A FULL OUTER JOIN between customers and orders keeps every row from both sides. A customer with five orders appears five times, one per order. A customer with no orders appears once with the order columns as NULL. An order whose customer_id doesn't resolve to any customer appears once with customer_name as NULL. The one-to-many relationship is what makes the matched side multiply; the join itself just preserves everyone.

Clause by clause

  • SELECT c.name AS customer_name, o.id AS order_id, o.total_amount pulls one column from the customers side and two from the orders side.
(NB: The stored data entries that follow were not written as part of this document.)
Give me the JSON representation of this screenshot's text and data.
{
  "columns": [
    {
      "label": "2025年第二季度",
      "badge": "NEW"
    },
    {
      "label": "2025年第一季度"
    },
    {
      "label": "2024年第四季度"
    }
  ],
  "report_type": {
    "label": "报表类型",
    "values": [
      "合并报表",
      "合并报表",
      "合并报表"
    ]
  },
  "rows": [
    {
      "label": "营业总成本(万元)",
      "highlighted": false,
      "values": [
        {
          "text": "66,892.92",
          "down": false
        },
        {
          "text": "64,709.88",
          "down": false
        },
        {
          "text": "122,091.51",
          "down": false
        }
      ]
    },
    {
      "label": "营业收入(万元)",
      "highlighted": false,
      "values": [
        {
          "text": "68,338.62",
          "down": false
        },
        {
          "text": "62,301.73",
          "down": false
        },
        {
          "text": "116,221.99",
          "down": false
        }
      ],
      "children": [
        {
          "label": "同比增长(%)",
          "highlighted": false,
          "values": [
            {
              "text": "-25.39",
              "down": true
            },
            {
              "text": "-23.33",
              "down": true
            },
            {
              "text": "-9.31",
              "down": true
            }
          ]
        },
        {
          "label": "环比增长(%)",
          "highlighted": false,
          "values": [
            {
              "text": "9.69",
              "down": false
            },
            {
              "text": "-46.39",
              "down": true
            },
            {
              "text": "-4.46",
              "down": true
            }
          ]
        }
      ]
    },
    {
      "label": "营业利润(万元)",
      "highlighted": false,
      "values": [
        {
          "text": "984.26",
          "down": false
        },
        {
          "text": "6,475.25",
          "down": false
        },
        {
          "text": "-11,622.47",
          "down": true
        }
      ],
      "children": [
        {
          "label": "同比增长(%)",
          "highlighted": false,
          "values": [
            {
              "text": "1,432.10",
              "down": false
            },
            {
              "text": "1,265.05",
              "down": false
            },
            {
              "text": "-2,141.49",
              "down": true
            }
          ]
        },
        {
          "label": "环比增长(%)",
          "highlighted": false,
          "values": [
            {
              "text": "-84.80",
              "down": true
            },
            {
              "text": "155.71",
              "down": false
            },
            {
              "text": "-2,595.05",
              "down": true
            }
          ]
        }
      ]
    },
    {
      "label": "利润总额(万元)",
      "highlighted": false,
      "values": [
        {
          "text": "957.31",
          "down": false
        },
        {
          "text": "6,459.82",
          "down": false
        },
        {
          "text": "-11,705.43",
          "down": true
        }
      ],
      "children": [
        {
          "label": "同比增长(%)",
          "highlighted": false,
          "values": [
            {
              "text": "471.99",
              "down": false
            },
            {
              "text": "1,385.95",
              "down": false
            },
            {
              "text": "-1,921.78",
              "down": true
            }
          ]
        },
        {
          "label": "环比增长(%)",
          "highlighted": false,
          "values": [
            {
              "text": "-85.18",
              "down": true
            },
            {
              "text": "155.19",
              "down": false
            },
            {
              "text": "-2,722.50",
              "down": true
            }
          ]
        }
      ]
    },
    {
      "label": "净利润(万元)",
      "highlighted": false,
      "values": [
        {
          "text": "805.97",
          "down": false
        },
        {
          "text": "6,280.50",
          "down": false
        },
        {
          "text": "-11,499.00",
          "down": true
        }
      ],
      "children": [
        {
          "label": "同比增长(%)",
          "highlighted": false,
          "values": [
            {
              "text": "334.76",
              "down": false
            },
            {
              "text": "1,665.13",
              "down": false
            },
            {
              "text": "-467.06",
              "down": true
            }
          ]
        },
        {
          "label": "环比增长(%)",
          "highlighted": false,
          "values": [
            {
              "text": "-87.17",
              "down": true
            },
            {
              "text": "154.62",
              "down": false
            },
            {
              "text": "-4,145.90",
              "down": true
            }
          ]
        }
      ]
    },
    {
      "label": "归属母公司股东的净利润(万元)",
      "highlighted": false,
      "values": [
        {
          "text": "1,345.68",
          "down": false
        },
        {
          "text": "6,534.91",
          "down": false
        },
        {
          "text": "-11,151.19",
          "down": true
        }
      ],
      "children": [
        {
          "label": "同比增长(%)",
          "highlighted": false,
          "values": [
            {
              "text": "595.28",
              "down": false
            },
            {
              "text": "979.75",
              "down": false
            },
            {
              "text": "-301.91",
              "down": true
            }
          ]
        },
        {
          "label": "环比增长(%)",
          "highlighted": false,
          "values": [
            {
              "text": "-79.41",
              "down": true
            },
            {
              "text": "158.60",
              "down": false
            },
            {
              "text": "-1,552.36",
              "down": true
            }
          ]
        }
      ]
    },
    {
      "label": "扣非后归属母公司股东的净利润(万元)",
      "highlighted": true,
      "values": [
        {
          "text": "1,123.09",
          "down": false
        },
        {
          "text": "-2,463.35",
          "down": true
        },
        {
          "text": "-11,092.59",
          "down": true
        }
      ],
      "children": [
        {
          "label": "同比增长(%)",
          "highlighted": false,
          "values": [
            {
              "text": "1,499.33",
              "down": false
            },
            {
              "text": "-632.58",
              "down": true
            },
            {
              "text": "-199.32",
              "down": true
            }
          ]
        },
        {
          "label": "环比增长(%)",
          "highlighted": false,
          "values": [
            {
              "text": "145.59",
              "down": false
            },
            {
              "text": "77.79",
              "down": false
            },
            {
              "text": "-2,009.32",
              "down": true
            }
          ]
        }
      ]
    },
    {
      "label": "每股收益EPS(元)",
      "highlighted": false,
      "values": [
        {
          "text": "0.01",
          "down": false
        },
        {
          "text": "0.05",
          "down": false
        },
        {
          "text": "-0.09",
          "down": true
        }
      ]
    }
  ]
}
On matched rows all three values are real. On a customer-without-orders row, both order columns come back NULL. On an orphan-order row, the customer name comes back NULL. Reading those NULL patterns is how the customer-success team tells the three categories apart.
  • FROM customers c FULL OUTER JOIN orders o ON c.id = o.customer_id is the reconciliation. The ON condition matches a customer to each of their orders. Where it matches, the row is assembled from both sides. Where it doesn't, the outer join keeps the row anyway and NULL-pads the missing side — and because FULL makes that guarantee in both directions, gaps in either table surface in the same result.
  • No WHERE. The team asked for the combined view, so every row the join produces belongs in the output.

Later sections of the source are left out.